Sophomore Zak Terzini contributed concisely to the Malcom X discussion. He had 140 characters to make his point. He listened to the tweeted views of classmates whodon’t speak up in class. Later, “he listened to a teacher explain some algebra concepts, completed some history work and forced himself to figure out some stoichiometry problems that he might’ve given up on if he’d been in the same room as the chemistry teacher.”
Going into Pascack Valley Regional’s virtual school day, teachers feared some students wouldn’t log in, despite warnings that the day’s assignments would count toward their grades. It wasn’t a problem: The virtual school day had higher attendance than they expect on a normal school day, the superintendent said.
“It was energizing, invigorating,” said social studies teacher Karen Kosch, who has taught in Pascack Valley schools for 28 years. “I don’t mean to sound corny, but we were all in it together.”
Knowing that snow was in the forecast, the high school sent home laptops with students who needed them. That works if most students already have digital access at home. And it helps if the power doesn’t go out all day.
At an F-rated New York City high school, failing students earn quick credits through online courses, the New York Post reported.
While it’s called “blended learning,” the credit-recovery “courses” don’t include interaction with a teacher. One teacher is assigned to 475 students trying to earn credits in a wide variety of subjects. Murry Bergtraum High for Business Careers specializes in overage or held-back students who lack credits.
After the Post story ran, students wrote to defend the program.
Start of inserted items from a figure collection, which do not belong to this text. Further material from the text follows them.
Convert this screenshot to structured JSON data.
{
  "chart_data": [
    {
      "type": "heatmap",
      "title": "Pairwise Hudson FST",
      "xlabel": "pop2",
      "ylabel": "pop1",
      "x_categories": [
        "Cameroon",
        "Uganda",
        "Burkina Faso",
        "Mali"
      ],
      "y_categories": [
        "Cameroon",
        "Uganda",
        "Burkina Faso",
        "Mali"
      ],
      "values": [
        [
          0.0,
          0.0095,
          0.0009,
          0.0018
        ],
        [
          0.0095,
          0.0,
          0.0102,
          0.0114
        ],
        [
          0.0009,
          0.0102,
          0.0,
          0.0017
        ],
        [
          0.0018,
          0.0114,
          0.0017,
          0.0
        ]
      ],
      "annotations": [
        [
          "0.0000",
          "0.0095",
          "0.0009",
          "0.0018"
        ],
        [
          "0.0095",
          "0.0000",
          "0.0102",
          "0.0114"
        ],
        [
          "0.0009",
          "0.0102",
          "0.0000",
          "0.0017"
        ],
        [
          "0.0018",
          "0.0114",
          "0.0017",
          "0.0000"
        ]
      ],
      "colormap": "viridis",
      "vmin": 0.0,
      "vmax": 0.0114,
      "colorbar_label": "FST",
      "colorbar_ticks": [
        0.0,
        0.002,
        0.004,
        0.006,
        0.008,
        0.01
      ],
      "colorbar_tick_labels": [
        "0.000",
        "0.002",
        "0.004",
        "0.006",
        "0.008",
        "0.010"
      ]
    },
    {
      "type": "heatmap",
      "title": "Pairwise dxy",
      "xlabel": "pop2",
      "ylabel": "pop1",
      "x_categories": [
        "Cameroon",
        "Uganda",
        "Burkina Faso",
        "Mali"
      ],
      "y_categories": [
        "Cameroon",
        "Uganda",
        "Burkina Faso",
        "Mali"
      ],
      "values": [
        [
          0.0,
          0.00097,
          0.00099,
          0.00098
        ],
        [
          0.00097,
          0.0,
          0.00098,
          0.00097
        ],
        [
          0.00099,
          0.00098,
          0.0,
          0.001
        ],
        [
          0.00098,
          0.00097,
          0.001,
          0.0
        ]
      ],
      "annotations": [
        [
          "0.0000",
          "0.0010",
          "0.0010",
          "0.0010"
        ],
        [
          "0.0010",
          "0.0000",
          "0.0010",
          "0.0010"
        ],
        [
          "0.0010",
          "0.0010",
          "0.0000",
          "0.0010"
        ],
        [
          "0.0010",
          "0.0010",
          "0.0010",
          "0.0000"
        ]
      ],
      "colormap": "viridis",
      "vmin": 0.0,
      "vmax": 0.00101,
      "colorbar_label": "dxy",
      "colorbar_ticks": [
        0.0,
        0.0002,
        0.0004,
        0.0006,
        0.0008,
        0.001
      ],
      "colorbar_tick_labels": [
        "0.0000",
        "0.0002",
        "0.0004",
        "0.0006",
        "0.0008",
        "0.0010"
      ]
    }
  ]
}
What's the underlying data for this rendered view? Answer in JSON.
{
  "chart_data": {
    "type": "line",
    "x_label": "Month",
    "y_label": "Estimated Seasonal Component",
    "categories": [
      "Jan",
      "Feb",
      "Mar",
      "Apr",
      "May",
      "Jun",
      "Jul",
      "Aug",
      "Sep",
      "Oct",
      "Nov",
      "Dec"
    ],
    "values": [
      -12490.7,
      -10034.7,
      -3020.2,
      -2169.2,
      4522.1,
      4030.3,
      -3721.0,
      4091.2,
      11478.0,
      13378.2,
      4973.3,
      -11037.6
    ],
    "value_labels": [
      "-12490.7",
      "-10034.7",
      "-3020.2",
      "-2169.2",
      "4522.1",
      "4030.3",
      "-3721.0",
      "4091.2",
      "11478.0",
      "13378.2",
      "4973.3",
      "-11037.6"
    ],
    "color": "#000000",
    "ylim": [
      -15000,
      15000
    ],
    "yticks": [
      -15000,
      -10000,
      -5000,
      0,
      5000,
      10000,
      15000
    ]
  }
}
Nearly all the letters were filled with spelling, grammar and punctuation errors, reports the Post.
A junior wrote: “What do you get of giving false accusations im one of the students that has blended learning I had a course of English and I passed and and it helped a lot you’re a reported your support to get truth information other than starting rumors?.?.?.”
Another wrote: “To deeply criticize a program that has helped many students especially seniors to graduate I should not see no complaints.”
One student said the online system beats the classroom because “you can digest in the information at your own paste.”
“Us as New York City Students deserve respect and encouragement,” one letter read. “We are the future of New York City and for some students, The future of the country.”
I doubt if that future will include business careers.
Khan Academy founder Sal Khan started by creating online math tutorials for his cousins’ children, he said at the Hoover Institution conference on blended learning. Ten years later, his nonprofit reaches 10 million people a month around the world. Lessons are offered in a multitude of languages, including — with help from a 15-year-old orphan — Mongolian.
“Coding academies,” which offer intensive, short-term training in programming skills, don’t rely on state or federal financial aid. Job placement rates are sky-high. But California’s Bureau for Private Postsecondary Education is threatening to shut down coding schools unless they apply for licenses.
BPPE regulations require schools to get curriculum changes by the agency, which may take up to six months. “We change our curriculum every three weeks, and we can’t teach technology that’s six months old,” Shereef Bishay, founder of Dev BootCamp, said.
Will online learning deMOOCratize higher education? Poorly prepared students need face-to-face support to succeed.